Dc Conductivity Studies
Figure 3 shows the conductivity of PANI and poyaniline-WO3 composites with varying WO3 content from 5–45%. Here the conductivity was evaluated by applying a four point probe method in the temperature extending from 30–200°C. It can be insured that with rise in concentration of WO3, the conductivity is found to increase. Among all composites, the one with 45% WO3 content was found to have highest conductivity of close to 0.12 S/cm while least conductivity value of 0.06 S/cm was noted in composites with 5% WO3 content. The rise in conductivity is generally attributed to elongated chain length of polyaniline which help in hopping of charge carriers. But unusual behaviour in conductivity was examined when the temperature was extended from 30 to 200°C. It was viewed that there were two temperature ranges, were the conductivity was noticed to rise with the rise in temperature and these were 70 to 110°C and 160 to 200°C. So the highest conductivity was seen at 200°C for all composites with different WO3 concentration. As said earlier with the increase in WO3 substance and rise in temperature the efficiency of charge communication among the polyaniline and WO3 increases [15–16]
Ac Conductivity Studies
Figure 4 analyzes the frequency related AC conductivity of the pure PANI and PANI/ WO3 combination at normal temperature. It is detected that the conductivity of the PANI and compounds are growing as frequency is enlarged in single phase and obtaining nearly constant in higher frequency area i.e, from above 105Hz, the conductivity of PANI and compounds increases by maintaining almost constant value. Doped PANI experiences two types of charged system, one polaron / bipolaron system, which is free to transfer along the chain; the others are attached charges which have restricted mobility. It is noticed from the figure that, as frequency increases, the conductivity increases because of the movement of polarons along shorter displacements in the polymer chain. It is also noticed that there is an increase in the A.C conductivity for PANI/ WO3 (15wt%) when compared with PANI/ WO3 (25 and 35wt%). This is usually due to the increase of isolated polarons and bipolarons and may be due to interfacial polarization. Decrease in conductivity for PANI/ WO3 (25 and 35wt%) when compared to PANI/WO3 (15wt%) might be due to serious pinning of polarons thus restricting their hopping hence reducing their conductivity. Similar observation was observed by L.N.Shubha for PANI/TiO2 [17]
Dielectric Constant
Figure 5 shows the variation of real part of dielectric constant (ε’) with frequency (f) for pure PANI and PANI/WO3 composites. For pure PANI the real dielectric constant has a value of about 4.942⋅102 at 3.2 MHz, which decreases with frequency, reaching a value of 0.409×102 at 5.6 MHz. Such values of real permittivity are related to effects of space charge polarization and electrode polarization. PANI is a semiconducting system with mobile polaron/bipolaron, upon increase in the frequency of the supplied field; the dipoles present in the organization couldn’t reorient themselves quickly in response to the supplied field reducing the dielectric constant [18]. Dielectric constants of PANI/ WO3 composites are dependent on composition, protonation, temperature and delocalization length. Dependence of ε′ with frequency of the compounds can be classified into three stages.
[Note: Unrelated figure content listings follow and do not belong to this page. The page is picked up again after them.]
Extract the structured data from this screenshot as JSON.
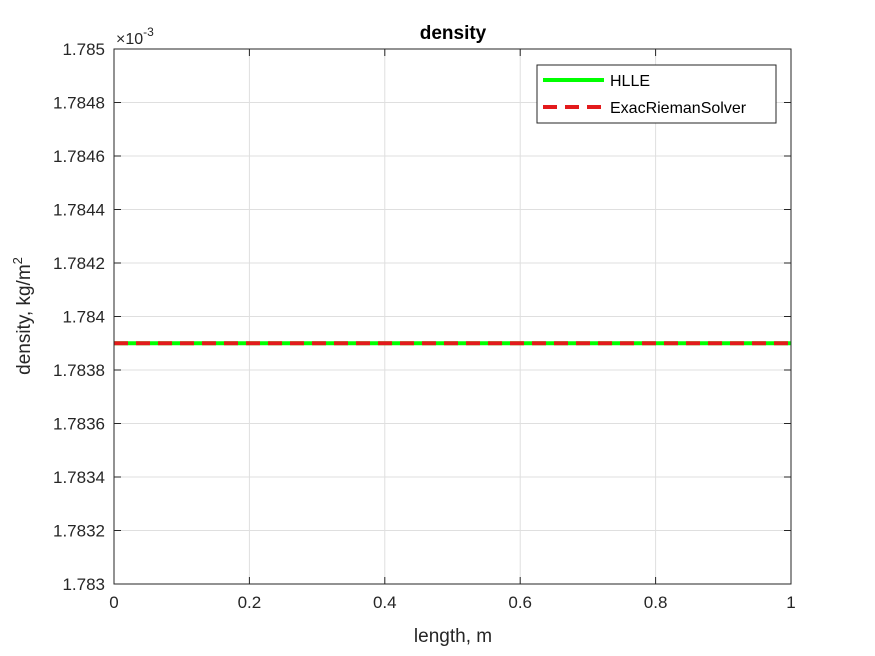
{
  "chart_data": {
    "type": "line",
    "title": "density",
    "xlabel": "length, m",
    "ylabel_main": "density, kg/m",
    "ylabel_sup": "2",
    "y_exponent_prefix": "×10",
    "y_exponent_power": "-3",
    "xlim": [
      0,
      1
    ],
    "ylim": [
      1.783,
      1.785
    ],
    "xticks": [
      0,
      0.2,
      0.4,
      0.6,
      0.8,
      1
    ],
    "xtick_labels": [
      "0",
      "0.2",
      "0.4",
      "0.6",
      "0.8",
      "1"
    ],
    "yticks": [
      1.783,
      1.7832,
      1.7834,
      1.7836,
      1.7838,
      1.784,
      1.7842,
      1.7844,
      1.7846,
      1.7848,
      1.785
    ],
    "ytick_labels": [
      "1.783",
      "1.7832",
      "1.7834",
      "1.7836",
      "1.7838",
      "1.784",
      "1.7842",
      "1.7844",
      "1.7846",
      "1.7848",
      "1.785"
    ],
    "grid": true,
    "legend_position": "top-right",
    "series": [
      {
        "name": "HLLE",
        "color": "#00ff00",
        "style": "solid",
        "x": [
          0,
          1
        ],
        "y": [
          1.7839,
          1.7839
        ]
      },
      {
        "name": "ExacRiemanSolver",
        "color": "#e31a1c",
        "style": "dashed",
        "x": [
          0,
          1
        ],
        "y": [
          1.7839,
          1.7839
        ]
      }
    ]
  }
}
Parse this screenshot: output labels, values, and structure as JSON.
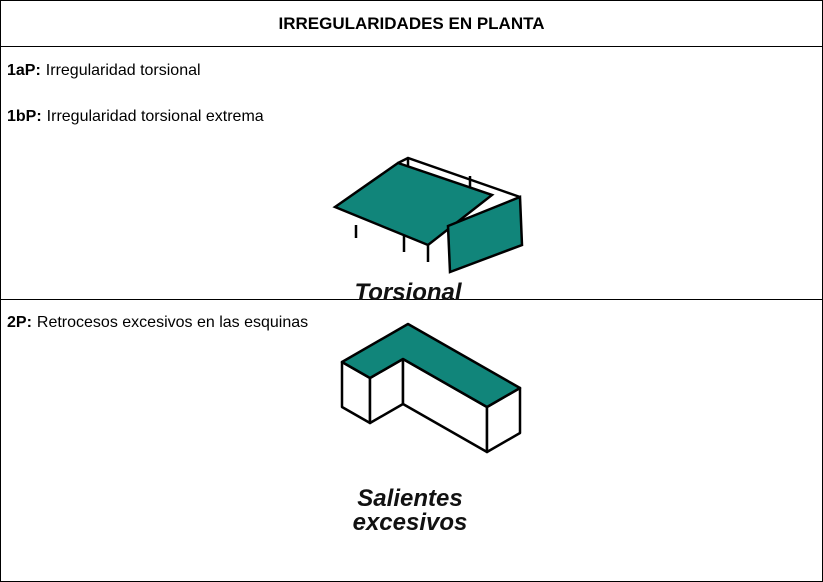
{
  "table": {
    "header": "IRREGULARIDADES EN PLANTA",
    "rows": [
      {
        "items": [
          {
            "code": "1aP:",
            "text": "Irregularidad torsional"
          },
          {
            "code": "1bP:",
            "text": "Irregularidad torsional extrema"
          }
        ],
        "caption": [
          "Torsional"
        ]
      },
      {
        "items": [
          {
            "code": "2P:",
            "text": "Retrocesos excesivos en las esquinas"
          }
        ],
        "caption": [
          "Salientes",
          "excesivos"
        ]
      }
    ]
  }
}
In the first stage, ε′ increases with the increase of frequency within the range of 104 to 2.43X106 Hz. In the second stage, from 2.43X106 to 3.57X106 Hz, ε′ is greatly lesser value for the pure PANI (4.942 ×102) and much high measure for 45 wt% WO3 in PANI composite (4.191X103), which attributes to the stronger localization of charge carriers. In the third stage, the decrease of ε′ above 3.57X106 Hz frequency might be assigned to the electrical relaxation processes, i.e., the momentary delay in the dielectric constant of a substance with change in the electric field [19–21].